ROCm · Aug 18, 2024 · c550c5b · c550c5b
1 parent cba3d19
commit c550c5b
Showing 1 changed file with 17 additions and 1 deletion.
diff --git a/python/perf-kernels/tune_gemm/README.md b/python/perf-kernels/tune_gemm/README.md
@@ -3,6 +3,7 @@
 ## matmul kernel
 
 The matmul kernel implementation can be found as [matmul_kernel.py](https://github.com/ROCm/triton/blob/main_perf/python/perf-kernels/tune_gemm/matmul_kernel.py), which includes the following features:
+- XCD-based pid remapping
 - grouping order of workgroup id, which is controlled by `GROUP_SIZE_M`, that
 implements L2 cache optimization introduced in the [tutorial](https://triton-lang.org/main/getting-started/tutorials/03-matrix-multiplication.html#l2-cache-optimizations).
 - split-k algorithm, which is controlled by `SPLIT_K`.
@@ -144,7 +145,7 @@ The default value is 1000.
 
 The general idea of the tuning script can be summarized as
 - Compile all the kernels in the tuning space in parallel.
-- Divide the tuning space into tasks and invoke `rocprofv2` once per
+- Divide the tuning space into tasks and invoke `rocprof` once per
 task. This will save invocation overhead of the profiler.

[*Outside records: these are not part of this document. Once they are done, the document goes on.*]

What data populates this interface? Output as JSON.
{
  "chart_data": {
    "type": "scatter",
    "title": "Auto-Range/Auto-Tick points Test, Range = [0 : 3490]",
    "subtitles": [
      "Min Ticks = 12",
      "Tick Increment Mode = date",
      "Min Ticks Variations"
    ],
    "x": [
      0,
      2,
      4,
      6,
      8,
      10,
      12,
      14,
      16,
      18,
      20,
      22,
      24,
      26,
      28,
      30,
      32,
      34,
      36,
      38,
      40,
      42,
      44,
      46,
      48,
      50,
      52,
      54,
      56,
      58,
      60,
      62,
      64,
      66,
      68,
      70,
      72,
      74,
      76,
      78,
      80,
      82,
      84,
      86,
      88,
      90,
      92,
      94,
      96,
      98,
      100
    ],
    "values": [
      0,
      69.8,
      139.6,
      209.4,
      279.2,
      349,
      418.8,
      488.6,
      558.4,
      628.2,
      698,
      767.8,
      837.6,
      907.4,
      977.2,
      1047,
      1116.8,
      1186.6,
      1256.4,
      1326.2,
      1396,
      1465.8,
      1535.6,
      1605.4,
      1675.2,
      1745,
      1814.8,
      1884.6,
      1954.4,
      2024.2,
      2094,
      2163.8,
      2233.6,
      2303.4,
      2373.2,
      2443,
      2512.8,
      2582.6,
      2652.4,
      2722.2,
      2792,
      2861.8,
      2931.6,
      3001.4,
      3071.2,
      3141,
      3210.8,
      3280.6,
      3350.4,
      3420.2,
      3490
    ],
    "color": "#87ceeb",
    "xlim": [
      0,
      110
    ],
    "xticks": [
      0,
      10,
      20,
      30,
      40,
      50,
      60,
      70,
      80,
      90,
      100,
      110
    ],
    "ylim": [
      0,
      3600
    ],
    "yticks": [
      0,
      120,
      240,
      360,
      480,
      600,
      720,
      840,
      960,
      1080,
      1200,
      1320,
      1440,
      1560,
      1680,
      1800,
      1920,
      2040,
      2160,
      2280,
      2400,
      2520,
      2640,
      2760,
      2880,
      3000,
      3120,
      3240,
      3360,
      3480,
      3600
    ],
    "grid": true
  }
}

 - Profile tasks in parallel on multiple GPUs.
 
@@ -309,6 +310,21 @@ places:
   - Statically set `device` and `stream` in the [jit.py](https://github.com/triton-lang/triton/blob/fd691c67ac20958a67693358186d877790f5f48f/python/triton/runtime/jit.py#L588-L589)
 
 
+# GEMM Tuning Script v3.4
+
+## API changes
+
+No API changes
+
+## Implementation changes
+
+- Now the matmul_kernel supports XCD-based pid remapping. Details with experiments
+will be added later.
+- Switched back to rocprofv1. Check [ticket#228](https://github.com/ROCm/triton-internal/issues/228) for more details.
+- Improved the post-procesing logic to filter out the "spikes" in the profiling results.
+- Reduced the number of iterations in both tuning and benchmark mode (120 and 200).
+
+
 # One config running script
 
 `one_config.py` is a script that runs one given matmul config.